En France, la donne est légèrement différente. EY a depuis des années la préférence des étudiants de commerce, comme l’indique le graphique réalisé par Universum pour eFinancialCareers.fr, ci-dessous. « Son changement de nom il y a deux ans a en outre dynamisé la marque grâce à un important travail de communication », nous a récemment confié Aurélie Robertet, directrice France d’Universum. Une opportunité que n’a visiblement pas su saisir PwC en 2010 en réduisant son nom : 2e en 2009, PwC a été relégué cette année à la dernière place des Big Four préférés des étudiants, selon Universum.
Classement Universum 2015 (Étudiants Commerce) : Tendances sectorielles du secteur Audit et Conseil en France
Chez les professionnels expérimentés, interrogés pour la première fois par Universum cette année, Deloitte arrive cependant premier, juste devant PwC, EY et KPMG.
Le plus apprécié de ses salariés : EY et PwC
Selon le classement Glassdoor.fr des cabinets de conseil les plus appréciés de leur employés, EY et PwC sont au coude à coude avec une note générale donnée par leurs employés de 3.7 /5 contre 3.6 pour Deloitte et 3.5 pour KPMG. La moyenne – tous secteurs et pays confondus – atteint 3.2 / 5 sur Glassdoor.

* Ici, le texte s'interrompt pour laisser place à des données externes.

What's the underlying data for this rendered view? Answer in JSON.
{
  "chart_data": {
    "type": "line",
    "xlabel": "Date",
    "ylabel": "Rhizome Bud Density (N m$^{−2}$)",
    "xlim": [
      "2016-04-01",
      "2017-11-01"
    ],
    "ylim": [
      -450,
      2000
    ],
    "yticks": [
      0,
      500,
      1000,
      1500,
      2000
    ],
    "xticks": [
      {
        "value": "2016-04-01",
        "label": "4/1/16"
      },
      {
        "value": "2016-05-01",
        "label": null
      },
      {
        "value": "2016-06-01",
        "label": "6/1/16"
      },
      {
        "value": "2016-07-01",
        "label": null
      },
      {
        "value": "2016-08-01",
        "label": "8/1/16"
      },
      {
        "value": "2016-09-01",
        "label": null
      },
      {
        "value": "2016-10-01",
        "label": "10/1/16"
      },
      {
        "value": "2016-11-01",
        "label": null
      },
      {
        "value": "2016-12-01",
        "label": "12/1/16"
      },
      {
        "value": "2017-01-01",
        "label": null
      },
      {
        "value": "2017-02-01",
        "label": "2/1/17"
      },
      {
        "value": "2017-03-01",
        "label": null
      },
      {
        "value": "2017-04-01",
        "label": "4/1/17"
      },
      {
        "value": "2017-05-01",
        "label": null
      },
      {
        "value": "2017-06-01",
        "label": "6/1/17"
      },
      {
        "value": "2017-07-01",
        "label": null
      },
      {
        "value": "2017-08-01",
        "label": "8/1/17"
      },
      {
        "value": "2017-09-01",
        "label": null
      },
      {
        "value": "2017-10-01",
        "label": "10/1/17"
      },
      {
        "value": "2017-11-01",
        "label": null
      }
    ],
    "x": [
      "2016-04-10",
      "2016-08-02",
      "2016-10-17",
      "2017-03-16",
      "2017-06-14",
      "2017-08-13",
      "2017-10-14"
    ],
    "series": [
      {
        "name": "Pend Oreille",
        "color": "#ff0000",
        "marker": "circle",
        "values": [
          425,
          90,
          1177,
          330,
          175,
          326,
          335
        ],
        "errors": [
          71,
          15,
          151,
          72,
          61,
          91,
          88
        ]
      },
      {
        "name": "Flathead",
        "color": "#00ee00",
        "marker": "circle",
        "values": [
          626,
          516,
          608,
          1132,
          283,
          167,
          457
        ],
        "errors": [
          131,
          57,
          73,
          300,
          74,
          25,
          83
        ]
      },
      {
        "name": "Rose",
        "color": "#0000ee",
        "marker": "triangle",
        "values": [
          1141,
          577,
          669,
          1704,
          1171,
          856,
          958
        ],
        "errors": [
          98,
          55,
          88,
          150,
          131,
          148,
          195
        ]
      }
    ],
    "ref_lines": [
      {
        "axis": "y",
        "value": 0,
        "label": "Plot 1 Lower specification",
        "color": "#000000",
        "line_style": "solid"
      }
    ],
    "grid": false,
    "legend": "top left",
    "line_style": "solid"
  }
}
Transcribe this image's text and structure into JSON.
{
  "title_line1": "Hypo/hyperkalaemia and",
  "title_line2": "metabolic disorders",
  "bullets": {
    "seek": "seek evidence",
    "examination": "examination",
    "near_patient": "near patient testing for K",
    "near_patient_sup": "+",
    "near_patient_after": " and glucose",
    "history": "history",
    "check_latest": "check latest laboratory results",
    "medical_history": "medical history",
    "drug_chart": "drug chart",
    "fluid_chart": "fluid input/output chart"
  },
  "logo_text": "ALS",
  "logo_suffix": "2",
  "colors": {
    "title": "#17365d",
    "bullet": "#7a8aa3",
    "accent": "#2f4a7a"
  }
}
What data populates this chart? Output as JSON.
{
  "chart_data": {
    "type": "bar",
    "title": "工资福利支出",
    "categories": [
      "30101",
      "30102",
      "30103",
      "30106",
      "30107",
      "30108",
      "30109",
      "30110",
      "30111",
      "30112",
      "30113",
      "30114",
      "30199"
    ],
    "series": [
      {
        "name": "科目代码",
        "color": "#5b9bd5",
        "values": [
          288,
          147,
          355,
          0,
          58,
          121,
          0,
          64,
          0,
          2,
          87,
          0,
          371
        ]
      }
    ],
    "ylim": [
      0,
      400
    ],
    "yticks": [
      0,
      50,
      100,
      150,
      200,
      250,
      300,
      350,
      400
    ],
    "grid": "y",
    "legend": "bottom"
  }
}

En Angleterre, EY se distingue également dans le classement 2015 des ‘25 Best Big Companies to Work For’ en se plaçant au 14e rang, devant Deloitte (22e), les autres sont absentes de la liste.
Premier pour l’équilibre vie pro / vie perso : aucun
Si vous êtes auditeur ou consultant dans un Big Four, vous travaillerez probablement moins qu’en banque d’affaires. Mais vous allez tout de même travailler dur. Les quatre cabinets sont régulièrement fustigés par leurs employés pour le rythme de travail et les nombreux déplacements, peu compatibles avec une vie de famille. « Stress », « sacrifices », « pression »… sont des mots qui reviennent à la bouche des employés qui témoignent sur des sites Glassdoor ou Vault. Cette contrainte d’investissement personnel est propre à ces métiers chronophages que sont le conseil ou l’audit. Pour mieux concilier sa vie pro et perso, vous pouvez toujours écouter les astuces des banquiers qui connaissent très bien cette problématique.
Premier pour la rémunération : Quid !
Le salaire d’entrée se situe partout dans la même fourchette, c’est-à-dire quelque part entre 33k à 44k€ selon le profil académique, les stages, et le métier. En avançant dans la carrière, il est bien plus difficile d’établir un classement fiable, les rémunérations étant certainement assez semblables à métier et expérience équivalente.
Emolument.com, le site spécialiste des rémunérations en Finance / Conseil, s’y est pourtant essayé, plaçant Deloitte en tête des big four les plus généreux en France. Ces données sont sujettes à controverse. « Bien trop surévaluées ! », nous a assuré Jean-Marc Mickeler chez Deloitte qui donne les fourchettes suivantes, tous métiers confondus : 35 à 50 k€ entre 0 et 5 ans d’expérience ; 50 à 70 k€ pour 5 à 10 ans d’expérience ; et 80 à 150k€ pour 10 ans d’expérience et plus (hors associés).
Pour sa défense, Emolument précise que ses données sont exclusivement issues de salariés parisiens diplômés du top 5 des écoles de commerce françaises (HEC, ESSEC, ESCP…) travaillant sur les fonctions centrales – Audit et Conseil, mieux rémunérées que les fonctions dites « annexes ».
De son côté, EY nous a indiqué des rémunérations de 58-65k€ à 5 ans d’expérience et 80-90 k€ à 10 ans d’expérience. Les données d’Emolument pour Londres (dont l’échantillon est beaucoup plus large qu’à Paris) place EY en tête pour ceux qui font toute leur carrière dans le secteur, et PWC en queue de peloton.